Thinking about selling your startup? What are your next steps when you are thinking about how to sell your startup company?

It would be nice if Google called while you are reading this with a nice outsized offer to buy your business, and were willing to close with cash next week.

I’ve interviewed some founders on the DealMakers podcast who pretty much had that experience. Though it is typically far less common than you think. 

If being bought by Google is your dream outcome, check out the case studies of Gil Elbaz and Kevin O’Connor

If your startup hasn’t received any buyout offers yet, these steps will help you get there.

Take Inventory: Be Sure You’re Ready

Are you really ready to promote your business for an acquisition? Do you have the right support in place from outside professionals and your shareholders, founders, and board? Are you at the right stage of your business to sell it, and for the most money? Those are all questions you will need to keep in mind when figuring out how to sell your startup company. 

Don’t be too greedy. If you can get what you want and get onto the next venture or stage in your life, and ensure your startup has the best support to really grow to its full potential, it can be wise not to gamble on the market. Things can change at any time. Though if the business is going well, then the more you prove your startup, the more it may be worth.

Research the Market

Which big companies are buying startups like yours? Which have dedicated funds and resources to M&A deals over the next year? What prices are they paying? How strong are their stock prices? What are similar startups in your industry at your stage selling for?

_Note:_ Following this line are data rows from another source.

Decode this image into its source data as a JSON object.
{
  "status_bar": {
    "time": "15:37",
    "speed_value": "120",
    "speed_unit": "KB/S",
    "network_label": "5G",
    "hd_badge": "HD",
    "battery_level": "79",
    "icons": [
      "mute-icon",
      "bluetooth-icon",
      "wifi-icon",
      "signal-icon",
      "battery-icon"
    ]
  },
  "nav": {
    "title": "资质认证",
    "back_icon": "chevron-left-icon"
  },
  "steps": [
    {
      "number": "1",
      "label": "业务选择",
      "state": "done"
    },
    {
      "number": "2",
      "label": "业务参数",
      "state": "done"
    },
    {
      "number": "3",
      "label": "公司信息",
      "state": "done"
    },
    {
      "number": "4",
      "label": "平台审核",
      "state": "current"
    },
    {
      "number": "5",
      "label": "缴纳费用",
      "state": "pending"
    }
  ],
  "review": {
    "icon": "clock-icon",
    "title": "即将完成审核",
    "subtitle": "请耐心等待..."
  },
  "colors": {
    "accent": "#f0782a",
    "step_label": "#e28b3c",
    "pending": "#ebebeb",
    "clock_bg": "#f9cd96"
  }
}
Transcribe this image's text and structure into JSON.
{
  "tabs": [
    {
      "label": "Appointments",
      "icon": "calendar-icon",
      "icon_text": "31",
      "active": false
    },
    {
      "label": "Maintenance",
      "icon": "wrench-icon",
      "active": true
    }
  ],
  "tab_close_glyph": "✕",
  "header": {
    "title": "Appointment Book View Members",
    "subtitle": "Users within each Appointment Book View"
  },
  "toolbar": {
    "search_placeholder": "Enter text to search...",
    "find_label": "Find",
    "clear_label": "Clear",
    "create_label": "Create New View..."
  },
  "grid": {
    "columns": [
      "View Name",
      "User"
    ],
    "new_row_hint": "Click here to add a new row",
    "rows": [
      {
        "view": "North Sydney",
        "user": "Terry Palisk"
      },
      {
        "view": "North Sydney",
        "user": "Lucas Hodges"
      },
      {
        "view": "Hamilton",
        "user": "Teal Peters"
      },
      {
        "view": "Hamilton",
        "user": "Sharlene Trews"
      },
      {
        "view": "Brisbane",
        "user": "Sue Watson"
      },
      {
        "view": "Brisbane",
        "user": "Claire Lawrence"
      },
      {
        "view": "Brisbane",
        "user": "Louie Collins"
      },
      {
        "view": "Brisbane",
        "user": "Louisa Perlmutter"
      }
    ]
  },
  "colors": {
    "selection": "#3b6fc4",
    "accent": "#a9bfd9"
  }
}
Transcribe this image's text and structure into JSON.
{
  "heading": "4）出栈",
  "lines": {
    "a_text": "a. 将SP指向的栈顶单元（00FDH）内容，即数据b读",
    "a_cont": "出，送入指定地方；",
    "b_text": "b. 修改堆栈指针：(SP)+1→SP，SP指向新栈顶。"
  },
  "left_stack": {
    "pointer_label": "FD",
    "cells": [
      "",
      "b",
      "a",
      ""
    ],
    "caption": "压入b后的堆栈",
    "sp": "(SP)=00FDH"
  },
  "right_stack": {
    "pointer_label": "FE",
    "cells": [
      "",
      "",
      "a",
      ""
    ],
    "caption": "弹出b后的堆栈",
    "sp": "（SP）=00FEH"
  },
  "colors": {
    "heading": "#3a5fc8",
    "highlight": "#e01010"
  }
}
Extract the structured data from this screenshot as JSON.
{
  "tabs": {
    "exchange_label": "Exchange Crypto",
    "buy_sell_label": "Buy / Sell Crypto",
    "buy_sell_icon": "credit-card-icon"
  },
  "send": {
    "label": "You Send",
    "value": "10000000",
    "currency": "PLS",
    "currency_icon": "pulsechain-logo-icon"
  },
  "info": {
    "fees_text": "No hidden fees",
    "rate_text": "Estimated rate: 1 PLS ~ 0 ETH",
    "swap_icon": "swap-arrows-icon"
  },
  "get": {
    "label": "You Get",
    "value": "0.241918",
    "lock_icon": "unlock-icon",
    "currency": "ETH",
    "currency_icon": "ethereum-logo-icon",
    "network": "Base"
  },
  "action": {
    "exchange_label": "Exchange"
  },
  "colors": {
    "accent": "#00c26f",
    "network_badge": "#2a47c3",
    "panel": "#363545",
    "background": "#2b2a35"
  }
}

The more educated you are before considering how to sell your startup company, the more they will respect you, less they will try to take advantage of you, and the faster you’ll be able to spot a terrible offer from one that you just can’t refuse.

Learn the Process

Selling a company is much harder and more complicated than you can imagine. There are so many working parts. There are so many people involved. So many line items for taxes and negotiation. There is due diligence, integration, and all types of stock calculations to consider.

There are some very experienced corporate development teams who have a very streamlined process. Then there are others who haven’t really become comfortable with the process, and it can be worse than pulling the team to get to the final signing and money in the bank. If you thought getting a mortgage was hard work back in 2008, multiply that by 10. 

Establish Your Musts

What does a deal need to have in order for it to be a deal for you and your team? What’s your minimum price? Will you accept some stock, or will it need to be an all-cash deal? Will you want to continue to be involved for several years, or do you need to be free to work on other projects immediately? What protections will you want to put in place for your cofounders and team?

You may have to be willing to give and take a little, but having this clarity in advance will make things much easier, and help you avoid beginning a process you’ll regret.

Prepare an Up to Date Pitch Book

Mastering the storytelling side and how you are positioning your business is done via your acquisition memorandum. For a winning acquisition, memorandum template take a look at the one I recently covered (see it here) or unlock the acquisition memorandum template directly below.

A solid acquisition memorandum can help simplify the main points, demonstrate your full value, and why this is the time for buyers to act. It can also help speed up shopping around to other buyers after you receive your first offer.

Consult the Experts

An M&A advisor may be valuable in helping manage this process. They can spike interest in buying your company, without having to stake a for sale sign in the front yard. They can generate competition for your business, and hopefully a higher sales price.

At a minimum, consult an M&A expert who can help you think about factors you may have overlooked. After all, it’s what you don’t know that really gets you.

Load Your Data Room

Stay ahead of the game and be prepared to keep potential buyers engaged by loading a virtual data room with all of the pertinent documents they are going to want to see.

There are a variety of programs you can use to do this, and restrict and revoke access as needed. It will greatly smooth the process, and make you look far more attractive than letting your business get completely sidetracked by the mayhem of trying to find all your data as they ask for it.

Work Your Plan B

Even after an LOI things won’t always work out. Don’t get too distracted on trying to sell that your business suffers either. Keep your team focused on building the business, growth, customer happiness, and profit.  That is what is going to make your company magnetic for acquirers anyway. You can always go raise another round of money or go public too.